None of these things is a bad thing to do, of course. And I am as guilty as anyone when it comes to the thrum of activity that comes from me around April and then dies off to only produce two blog posts for the rest of the year. But what it does is makes being aware of autism an isolated thing, rather than continuing for the other 11 months of the year. 

Relatedly, and lastly, awareness alone doesn’t actually help us, in general. While awareness is and of itself is clearly not a bad thing, and is obviously a necessary step in any ally’s journey, stopping the conversation at awareness misses what would truly help. It does not elicit ongoing action of those who want to be allies to us, and can end up leaving us high and dry when April is over. You can switch off awareness, leave it behind when the 1st of May comes round, and ignore it again until next April. The problems we autistic people face don’t lessen just because our turn on the awareness carousel is over for the year.

These are just some of the reasons why many autistic people, including me, do not find awareness to be a useful focus at this time of year, and why we talk about acceptance.

Autism acceptance demands that we do not see autistic people as broken, defective, wrong, or otherwise less than human. Rather than simply othering us, acceptance embraces who we are, accepting our differences, and adapting to accommodate them. Acceptance listens to autistic people when we talk about how we want to be referred to, takes in the terminology around our lives and experiences, and presumes enough competence of us that we can tell our own stories in our terms. Acceptance does not say to parents that they must ‘grieve’ a newly-diagnosed child, or treat autistic people as lost or missing. Acceptance sees us for who we are, not who we aren’t, and takes on the job of helping the world be more accessible to autistic people.

It may sound like a lot. I get it. Acceptance asks for a paradigm shift, breaking away from the ableist trends of society at large, centring those voices deemed too frail to speak for themselves, and it involves hearing uncomfortable things and changing deeply-ingrained actions. It involves good and lovely people accepting their own internalised ableism, which itself isn’t their personal fault or something they asked for, and deconstructing their best intentions to reform them into something that fits the issues we face in reality. Acceptance asks these things of everyone, autistic people included, and it doesn’t promise that it’ll be easy.

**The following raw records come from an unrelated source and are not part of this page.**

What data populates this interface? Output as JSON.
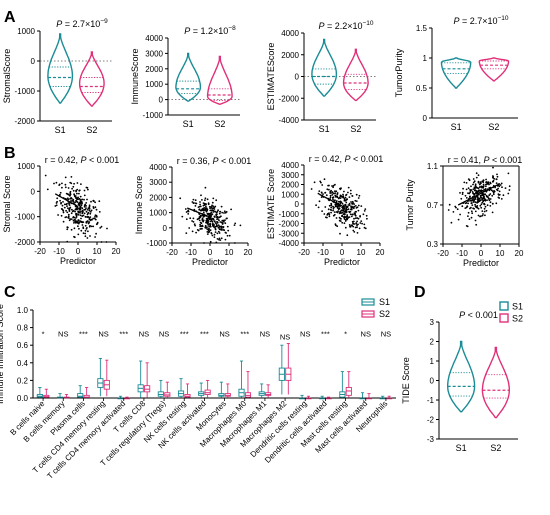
{
  "colors": {
    "S1": "#1a8c96",
    "S2": "#e0307a"
  },
  "panels": {
    "A": "A",
    "B": "B",
    "C": "C",
    "D": "D"
  },
  "chart_data": [
    {
      "type": "violin",
      "panel": "A",
      "ylabel": "StromalScore",
      "annotation_prefix": "P",
      "annotation_value": " = 2.7×10",
      "annotation_exp": "−9",
      "categories": [
        "S1",
        "S2"
      ],
      "ylim": [
        -2000,
        1000
      ],
      "yticks": [
        -2000,
        -1000,
        0,
        1000
      ],
      "reference_line": 0,
      "violins": [
        {
          "group": "S1",
          "min": -1400,
          "q1": -850,
          "median": -550,
          "q3": -200,
          "max": 900,
          "mode": -500
        },
        {
          "group": "S2",
          "min": -1500,
          "q1": -1050,
          "median": -850,
          "q3": -550,
          "max": 300,
          "mode": -750
        }
      ]
    },
    {
      "type": "violin",
      "panel": "A",
      "ylabel": "ImmuneScore",
      "annotation_prefix": "P",
      "annotation_value": " = 1.2×10",
      "annotation_exp": "−8",
      "categories": [
        "S1",
        "S2"
      ],
      "ylim": [
        -1000,
        4000
      ],
      "yticks": [
        -1000,
        0,
        1000,
        2000,
        3000,
        4000
      ],
      "reference_line": 0,
      "violins": [
        {
          "group": "S1",
          "min": -100,
          "q1": 400,
          "median": 700,
          "q3": 1200,
          "max": 3000,
          "mode": 800
        },
        {
          "group": "S2",
          "min": -300,
          "q1": -50,
          "median": 300,
          "q3": 700,
          "max": 2800,
          "mode": 200
        }
      ]
    },
    {
      "type": "violin",
      "panel": "A",
      "ylabel": "ESTIMATEScore",
      "annotation_prefix": "P",
      "annotation_value": " = 2.2×10",
      "annotation_exp": "−10",
      "categories": [
        "S1",
        "S2"
      ],
      "ylim": [
        -4000,
        4000
      ],
      "yticks": [
        -4000,
        -2000,
        0,
        2000,
        4000
      ],
      "reference_line": 0,
      "violins": [
        {
          "group": "S1",
          "min": -1800,
          "q1": -700,
          "median": 0,
          "q3": 700,
          "max": 3400,
          "mode": 200
        },
        {
          "group": "S2",
          "min": -2200,
          "q1": -1200,
          "median": -600,
          "q3": 200,
          "max": 2500,
          "mode": -600
        }
      ]
    },
    {
      "type": "violin",
      "panel": "A",
      "ylabel": "TumorPurity",
      "annotation_prefix": "P",
      "annotation_value": " = 2.7×10",
      "annotation_exp": "−10",
      "categories": [
        "S1",
        "S2"
      ],
      "ylim": [
        0,
        1.5
      ],
      "yticks": [
        0,
        0.5,
        1.0,
        1.5
      ],
      "reference_line": null,
      "violins": [
        {
          "group": "S1",
          "min": 0.5,
          "q1": 0.74,
          "median": 0.82,
          "q3": 0.92,
          "max": 1.0,
          "mode": 0.93
        },
        {
          "group": "S2",
          "min": 0.62,
          "q1": 0.82,
          "median": 0.88,
          "q3": 0.95,
          "max": 1.0,
          "mode": 0.95
        }
      ]
    },
    {
      "type": "scatter",
      "panel": "B",
      "ylabel": "Stromal Score",
      "xlabel": "Predictor",
      "annotation_left": "r = 0.42, ",
      "annotation_p": "P",
      "annotation_right": " < 0.001",
      "xlim": [
        -20,
        20
      ],
      "xticks": [
        -20,
        -10,
        0,
        10,
        20
      ],
      "ylim": [
        -2000,
        1000
      ],
      "yticks": [
        -2000,
        -1000,
        0,
        1000
      ],
      "trend": {
        "x0": -12,
        "y0": -100,
        "x1": 0,
        "y1": -600
      },
      "cloud": {
        "cx": 0,
        "sx": 5.5,
        "cy": -700,
        "sy": 450,
        "slope": -42,
        "n": 320
      }
    },
    {
      "type": "scatter",
      "panel": "B",
      "ylabel": "Immune Score",
      "xlabel": "Predictor",
      "annotation_left": "r = 0.36, ",
      "annotation_p": "P",
      "annotation_right": " < 0.001",
      "xlim": [
        -20,
        20
      ],
      "xticks": [
        -20,
        -10,
        0,
        10,
        20
      ],
      "ylim": [
        -1000,
        4000
      ],
      "yticks": [
        -1000,
        0,
        1000,
        2000,
        3000,
        4000
      ],
      "trend": {
        "x0": -12,
        "y0": 1300,
        "x1": 0,
        "y1": 700
      },
      "cloud": {
        "cx": 0,
        "sx": 5.5,
        "cy": 550,
        "sy": 600,
        "slope": -50,
        "n": 320
      }
    },
    {
      "type": "scatter",
      "panel": "B",
      "ylabel": "ESTIMATE Score",
      "xlabel": "Predictor",
      "annotation_left": "r = 0.42, ",
      "annotation_p": "P",
      "annotation_right": " < 0.001",
      "xlim": [
        -20,
        20
      ],
      "xticks": [
        -20,
        -10,
        0,
        10,
        20
      ],
      "ylim": [
        -4000,
        4000
      ],
      "yticks": [
        -4000,
        -3000,
        -2000,
        -1000,
        0,
        1000,
        2000,
        3000,
        4000
      ],
      "trend": {
        "x0": -12,
        "y0": 1000,
        "x1": 0,
        "y1": -200
      },
      "cloud": {
        "cx": 0,
        "sx": 5.5,
        "cy": -300,
        "sy": 1000,
        "slope": -100,
        "n": 320
      }
    },
    {
      "type": "scatter",
      "panel": "B",
      "ylabel": "Tumor Purity",
      "xlabel": "Predictor",
      "annotation_left": "r = 0.41, ",
      "annotation_p": "P",
      "annotation_right": " < 0.001",
      "xlim": [
        -20,
        20
      ],
      "xticks": [
        -20,
        -10,
        0,
        10,
        20
      ],
      "ylim": [
        0.3,
        1.1
      ],
      "yticks": [
        0.3,
        0.7,
        1.1
      ],
      "yticklabels": [
        "0.3",
        "0.7",
        "1.1"
      ],
      "trend": {
        "x0": -12,
        "y0": 0.7,
        "x1": 10,
        "y1": 0.92
      },
      "cloud": {
        "cx": 0,
        "sx": 5.5,
        "cy": 0.8,
        "sy": 0.09,
        "slope": 0.008,
        "n": 320
      }
    },
    {
      "type": "boxplot",
      "panel": "C",
      "ylabel": "Immune Infiltration Score",
      "ylim": [
        0,
        1.0
      ],
      "yticks": [
        0,
        0.2,
        0.4,
        0.6,
        0.8,
        1.0
      ],
      "yticklabels": [
        "0.0",
        "0.2",
        "0.4",
        "0.6",
        "0.8",
        "1.0"
      ],
      "legend": [
        "S1",
        "S2"
      ],
      "categories": [
        "B cells naive",
        "B cells memory",
        "Plasma cells",
        "T cells CD4 memory resting",
        "T cells CD4 memory activated",
        "T cells CD8",
        "T cells regulatory (Tregs)",
        "NK cells resting",
        "NK cells activated",
        "Monocytes",
        "Macrophages M0",
        "Macrophages M1",
        "Macrophages M2",
        "Dendritic cells resting",
        "Dendritic cells activated",
        "Mast cells resting",
        "Mast cells activated",
        "Neutrophils"
      ],
      "significance": [
        "*",
        "NS",
        "***",
        "NS",
        "***",
        "NS",
        "NS",
        "***",
        "***",
        "NS",
        "***",
        "NS",
        "NS",
        "NS",
        "***",
        "*",
        "NS",
        "NS"
      ],
      "boxes": {
        "S1": [
          [
            0,
            0.01,
            0.02,
            0.04,
            0.12
          ],
          [
            0,
            0,
            0,
            0.01,
            0.05
          ],
          [
            0,
            0.01,
            0.02,
            0.05,
            0.14
          ],
          [
            0.02,
            0.12,
            0.17,
            0.22,
            0.45
          ],
          [
            0,
            0,
            0,
            0,
            0.02
          ],
          [
            0,
            0.07,
            0.11,
            0.15,
            0.42
          ],
          [
            0,
            0.02,
            0.04,
            0.07,
            0.2
          ],
          [
            0,
            0.02,
            0.05,
            0.08,
            0.22
          ],
          [
            0,
            0.03,
            0.05,
            0.07,
            0.17
          ],
          [
            0,
            0.02,
            0.03,
            0.05,
            0.18
          ],
          [
            0,
            0.02,
            0.06,
            0.1,
            0.42
          ],
          [
            0,
            0.03,
            0.05,
            0.07,
            0.16
          ],
          [
            0.04,
            0.2,
            0.27,
            0.34,
            0.6
          ],
          [
            0,
            0,
            0,
            0,
            0.03
          ],
          [
            0,
            0,
            0,
            0,
            0.02
          ],
          [
            0,
            0.01,
            0.04,
            0.07,
            0.3
          ],
          [
            0,
            0,
            0,
            0,
            0.06
          ],
          [
            0,
            0,
            0,
            0,
            0.02
          ]
        ],
        "S2": [
          [
            0,
            0.01,
            0.015,
            0.03,
            0.1
          ],
          [
            0,
            0,
            0,
            0.01,
            0.04
          ],
          [
            0,
            0.005,
            0.01,
            0.03,
            0.12
          ],
          [
            0.02,
            0.1,
            0.15,
            0.2,
            0.43
          ],
          [
            0,
            0,
            0,
            0,
            0.01
          ],
          [
            0,
            0.07,
            0.1,
            0.14,
            0.4
          ],
          [
            0,
            0.02,
            0.035,
            0.06,
            0.18
          ],
          [
            0,
            0.01,
            0.02,
            0.04,
            0.16
          ],
          [
            0,
            0.04,
            0.06,
            0.09,
            0.2
          ],
          [
            0,
            0.02,
            0.03,
            0.05,
            0.16
          ],
          [
            0,
            0.01,
            0.03,
            0.06,
            0.3
          ],
          [
            0,
            0.03,
            0.04,
            0.06,
            0.15
          ],
          [
            0.04,
            0.2,
            0.27,
            0.34,
            0.62
          ],
          [
            0,
            0,
            0,
            0,
            0.02
          ],
          [
            0,
            0,
            0,
            0,
            0.01
          ],
          [
            0,
            0.03,
            0.08,
            0.12,
            0.3
          ],
          [
            0,
            0,
            0,
            0,
            0.05
          ],
          [
            0,
            0,
            0,
            0,
            0.02
          ]
        ]
      }
    },
    {
      "type": "violin",
      "panel": "D",
      "ylabel": "TIDE Score",
      "annotation_prefix": "P",
      "annotation_value": " < 0.001",
      "annotation_exp": "",
      "categories": [
        "S1",
        "S2"
      ],
      "ylim": [
        -3,
        3
      ],
      "yticks": [
        -3,
        -2,
        -1,
        0,
        1,
        2,
        3
      ],
      "reference_line": null,
      "legend": [
        "S1",
        "S2"
      ],
      "violins": [
        {
          "group": "S1",
          "min": -1.6,
          "q1": -0.8,
          "median": -0.3,
          "q3": 0.4,
          "max": 2.0,
          "mode": -0.3
        },
        {
          "group": "S2",
          "min": -1.9,
          "q1": -0.9,
          "median": -0.5,
          "q3": 0.3,
          "max": 1.7,
          "mode": -0.5
        }
      ]
    }
  ]
}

Awareness is still not a bad thing, but ‘autism awareness’ is too general a term to be of much use. The autistic stories being told usually centre white, male, officially-diagnosed people, when they centre autistic people at all, and while I will never say those people are not valid, it is vital to look beyond that paradigm. Seek out the stories of autistic women/those designated female at birth; seek out the voices of autistic people of colour, who are so often ignored in the mass of autistic narratives out there and who mostly cannot access official diagnosis; seek out the stories of our queer and trans autistic siblings; seek out the stories of people who cannot access official diagnosis, and thus the care and support that usually require one; seek out stories that cover more than one of these categories. They are out there, and they deserve to be heard as much as, if not more than, this privileged white blogger.

Autism acceptance is not going to be achieved overnight, on the back of a single blog post, or even this year. There is too much to do to guarantee that. But we can and must centre autistic voices from all corners of the globe and every stratum of society. We need to look critically at the autism-related stories we do get, seeking out autistic voices where they are not being heard, and steering away from stories that centre non-autistic people. We need to examine our internalised prejudices, get over our surprise at their presence, work to deconstruct them, and do better. We need to widen our perceptions of what autism is, who “can” be autistic, and believe autistic people when they tell us their stories.

Awareness alone is not enough; acceptance is the key. Action is how we achieve it.